View Full Version : Mounted Police in 1888 - a query
11-05-2011, 08:52 AM
I have recently acquired a copy of a Ripper documentary entitled "The Monster Within and Among Us: The Jack the Ripper Case."
Bizarrely this is part of a 10 part series called "America's Serial Killers."
This Ripper documentary features long sections from the 1944 version of the Lodger in which there are a number of scenes of mounted policemen chasing the Ripper in the streets of Whitechapel. A couple of examples are below.
I don't remember reading anything about mounted patrols being used during the murders - any information on this please?
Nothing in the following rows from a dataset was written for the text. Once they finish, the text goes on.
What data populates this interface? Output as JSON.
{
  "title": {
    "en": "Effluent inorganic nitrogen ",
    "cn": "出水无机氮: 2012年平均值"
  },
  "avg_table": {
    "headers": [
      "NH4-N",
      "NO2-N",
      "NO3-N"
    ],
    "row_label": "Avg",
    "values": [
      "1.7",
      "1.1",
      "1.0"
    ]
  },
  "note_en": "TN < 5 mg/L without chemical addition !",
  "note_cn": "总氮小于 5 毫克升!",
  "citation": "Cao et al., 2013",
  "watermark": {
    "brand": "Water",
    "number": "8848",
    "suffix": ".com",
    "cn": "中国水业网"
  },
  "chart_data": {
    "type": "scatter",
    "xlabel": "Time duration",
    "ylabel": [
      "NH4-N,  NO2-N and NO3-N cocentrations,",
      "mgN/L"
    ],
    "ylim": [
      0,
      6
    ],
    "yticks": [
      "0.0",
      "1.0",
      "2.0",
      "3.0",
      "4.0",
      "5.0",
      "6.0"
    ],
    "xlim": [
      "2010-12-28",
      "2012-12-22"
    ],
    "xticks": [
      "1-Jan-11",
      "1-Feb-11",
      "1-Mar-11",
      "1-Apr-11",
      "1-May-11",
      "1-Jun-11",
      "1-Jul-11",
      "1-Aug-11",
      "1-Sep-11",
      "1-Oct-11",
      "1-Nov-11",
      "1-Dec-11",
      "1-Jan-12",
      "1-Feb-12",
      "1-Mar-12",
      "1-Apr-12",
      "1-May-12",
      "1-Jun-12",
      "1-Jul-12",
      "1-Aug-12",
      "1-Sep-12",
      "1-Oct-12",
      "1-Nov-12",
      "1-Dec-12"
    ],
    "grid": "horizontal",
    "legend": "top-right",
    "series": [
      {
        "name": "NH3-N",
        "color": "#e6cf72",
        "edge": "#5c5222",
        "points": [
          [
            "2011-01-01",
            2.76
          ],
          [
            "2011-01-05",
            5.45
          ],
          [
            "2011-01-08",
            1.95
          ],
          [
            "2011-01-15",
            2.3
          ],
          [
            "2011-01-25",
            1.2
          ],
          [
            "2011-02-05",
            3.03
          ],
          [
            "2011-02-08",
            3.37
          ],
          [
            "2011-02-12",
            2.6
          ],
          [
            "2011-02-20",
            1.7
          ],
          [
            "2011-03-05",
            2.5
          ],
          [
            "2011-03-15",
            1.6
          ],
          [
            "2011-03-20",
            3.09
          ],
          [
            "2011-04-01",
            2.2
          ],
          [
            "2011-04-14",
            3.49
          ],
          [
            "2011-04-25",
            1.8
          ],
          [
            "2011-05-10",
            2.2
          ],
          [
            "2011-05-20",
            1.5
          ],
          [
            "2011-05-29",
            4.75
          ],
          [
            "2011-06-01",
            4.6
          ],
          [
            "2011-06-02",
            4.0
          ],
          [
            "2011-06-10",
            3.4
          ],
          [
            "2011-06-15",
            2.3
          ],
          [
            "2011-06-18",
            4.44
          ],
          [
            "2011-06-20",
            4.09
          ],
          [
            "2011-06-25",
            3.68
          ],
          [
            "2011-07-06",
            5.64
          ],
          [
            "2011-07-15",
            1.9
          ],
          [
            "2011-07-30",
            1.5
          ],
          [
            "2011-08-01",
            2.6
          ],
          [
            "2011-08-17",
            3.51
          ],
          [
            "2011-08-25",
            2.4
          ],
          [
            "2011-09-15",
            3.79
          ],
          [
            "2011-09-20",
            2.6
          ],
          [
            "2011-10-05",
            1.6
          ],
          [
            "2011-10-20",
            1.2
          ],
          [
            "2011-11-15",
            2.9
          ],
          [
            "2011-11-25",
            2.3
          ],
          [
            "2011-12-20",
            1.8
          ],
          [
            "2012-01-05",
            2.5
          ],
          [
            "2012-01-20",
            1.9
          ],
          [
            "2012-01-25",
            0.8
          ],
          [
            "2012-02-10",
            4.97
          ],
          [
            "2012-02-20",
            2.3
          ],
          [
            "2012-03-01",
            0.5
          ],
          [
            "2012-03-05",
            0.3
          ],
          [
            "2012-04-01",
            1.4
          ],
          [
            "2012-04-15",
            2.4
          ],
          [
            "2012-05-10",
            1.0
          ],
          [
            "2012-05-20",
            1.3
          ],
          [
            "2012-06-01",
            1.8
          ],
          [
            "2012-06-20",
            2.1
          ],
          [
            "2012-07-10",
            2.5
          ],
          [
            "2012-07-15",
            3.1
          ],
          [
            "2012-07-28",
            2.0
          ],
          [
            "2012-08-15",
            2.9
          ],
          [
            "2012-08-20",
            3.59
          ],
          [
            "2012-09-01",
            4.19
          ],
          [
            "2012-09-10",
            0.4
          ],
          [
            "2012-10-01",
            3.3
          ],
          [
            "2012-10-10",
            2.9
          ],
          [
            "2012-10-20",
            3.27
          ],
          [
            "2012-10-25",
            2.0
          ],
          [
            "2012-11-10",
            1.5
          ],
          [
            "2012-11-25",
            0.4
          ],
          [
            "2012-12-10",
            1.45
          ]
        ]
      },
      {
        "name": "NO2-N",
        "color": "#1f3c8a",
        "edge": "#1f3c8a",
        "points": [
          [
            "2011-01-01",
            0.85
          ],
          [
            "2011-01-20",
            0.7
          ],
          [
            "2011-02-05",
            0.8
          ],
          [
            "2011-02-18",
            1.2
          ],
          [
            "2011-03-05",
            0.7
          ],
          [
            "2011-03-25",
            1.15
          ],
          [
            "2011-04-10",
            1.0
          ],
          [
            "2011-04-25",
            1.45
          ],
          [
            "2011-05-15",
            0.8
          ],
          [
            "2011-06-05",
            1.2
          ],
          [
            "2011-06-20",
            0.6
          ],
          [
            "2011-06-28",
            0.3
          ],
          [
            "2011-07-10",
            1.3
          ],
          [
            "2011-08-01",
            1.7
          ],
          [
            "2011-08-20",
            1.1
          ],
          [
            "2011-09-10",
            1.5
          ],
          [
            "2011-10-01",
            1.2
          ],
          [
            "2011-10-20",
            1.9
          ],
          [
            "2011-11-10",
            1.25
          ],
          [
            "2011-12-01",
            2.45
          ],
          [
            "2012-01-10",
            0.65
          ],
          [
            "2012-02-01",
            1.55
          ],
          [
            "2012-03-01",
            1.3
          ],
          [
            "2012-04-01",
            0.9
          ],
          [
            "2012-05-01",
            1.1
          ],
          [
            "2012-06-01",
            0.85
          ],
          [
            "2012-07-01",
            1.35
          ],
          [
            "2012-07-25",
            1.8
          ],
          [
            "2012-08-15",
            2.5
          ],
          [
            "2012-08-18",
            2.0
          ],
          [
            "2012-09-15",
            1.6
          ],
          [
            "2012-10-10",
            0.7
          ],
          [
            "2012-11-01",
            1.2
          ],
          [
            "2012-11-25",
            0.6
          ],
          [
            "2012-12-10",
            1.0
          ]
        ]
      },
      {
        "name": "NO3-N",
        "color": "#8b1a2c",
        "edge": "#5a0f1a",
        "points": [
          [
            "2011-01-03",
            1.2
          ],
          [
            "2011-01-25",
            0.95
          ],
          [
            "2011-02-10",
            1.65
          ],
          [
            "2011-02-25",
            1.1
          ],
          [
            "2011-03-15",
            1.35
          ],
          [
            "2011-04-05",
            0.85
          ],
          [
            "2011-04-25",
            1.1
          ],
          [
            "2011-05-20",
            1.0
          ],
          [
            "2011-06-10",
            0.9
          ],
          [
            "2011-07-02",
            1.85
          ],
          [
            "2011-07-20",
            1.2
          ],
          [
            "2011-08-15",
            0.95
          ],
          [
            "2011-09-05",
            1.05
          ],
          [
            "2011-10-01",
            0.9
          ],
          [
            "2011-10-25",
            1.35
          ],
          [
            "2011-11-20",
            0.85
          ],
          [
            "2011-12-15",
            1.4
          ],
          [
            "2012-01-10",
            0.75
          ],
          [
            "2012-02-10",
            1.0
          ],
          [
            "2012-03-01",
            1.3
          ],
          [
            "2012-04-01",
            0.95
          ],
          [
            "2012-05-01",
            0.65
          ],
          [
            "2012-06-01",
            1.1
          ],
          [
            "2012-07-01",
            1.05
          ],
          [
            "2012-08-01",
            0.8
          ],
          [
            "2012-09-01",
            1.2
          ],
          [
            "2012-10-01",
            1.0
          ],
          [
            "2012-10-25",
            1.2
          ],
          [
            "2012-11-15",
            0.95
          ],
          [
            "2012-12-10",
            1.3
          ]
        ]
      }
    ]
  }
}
Were mounted police used to huint the Ripper?
11-05-2011, 09:32 AM
I think this is total fantasy, though I reserve the right to be corrected! Certainly the first time I have heard of it. I would guess this is the director or writer's conception, to put the pursuing coppers on horseback, based on little research. By the way, from the title of the thread, I thought you meant Canadian Mounted Police!!!
All the best
11-05-2011, 09:36 AM
I think this is also the only Ripper related film which suggests mounted police as well. Likewise, I might have overlooked an instance, but I believe this is the only one.
For those who haven't seen the film Chris Scott is referring to : The Lodger, 1944, directed by John Brahm, starring Laird Cregar.
11-05-2011, 01:02 PM
My understanding is the Mounted division was used to maintain crowd order and disperse disorderly crowds. They most certainly were not used on beat patrol in Whitechapel and City.
They were used in the more rural areas but the Met then, as now, had to consider costs and those with long beats out in the sticks were handed bicycles.
The only reference I can recall mounted police being used in regards to Jack was during the funeral processions and during, I think, crowd control in Dorset street.
11-06-2011, 07:36 AM
Probably not relevant, but the Victorian painter William Logsdale shows mounted police in at least two of his paintings, 'St Martin's-in-the-Field, 1888' and 'Sir James Whitehead's Procession, 1888".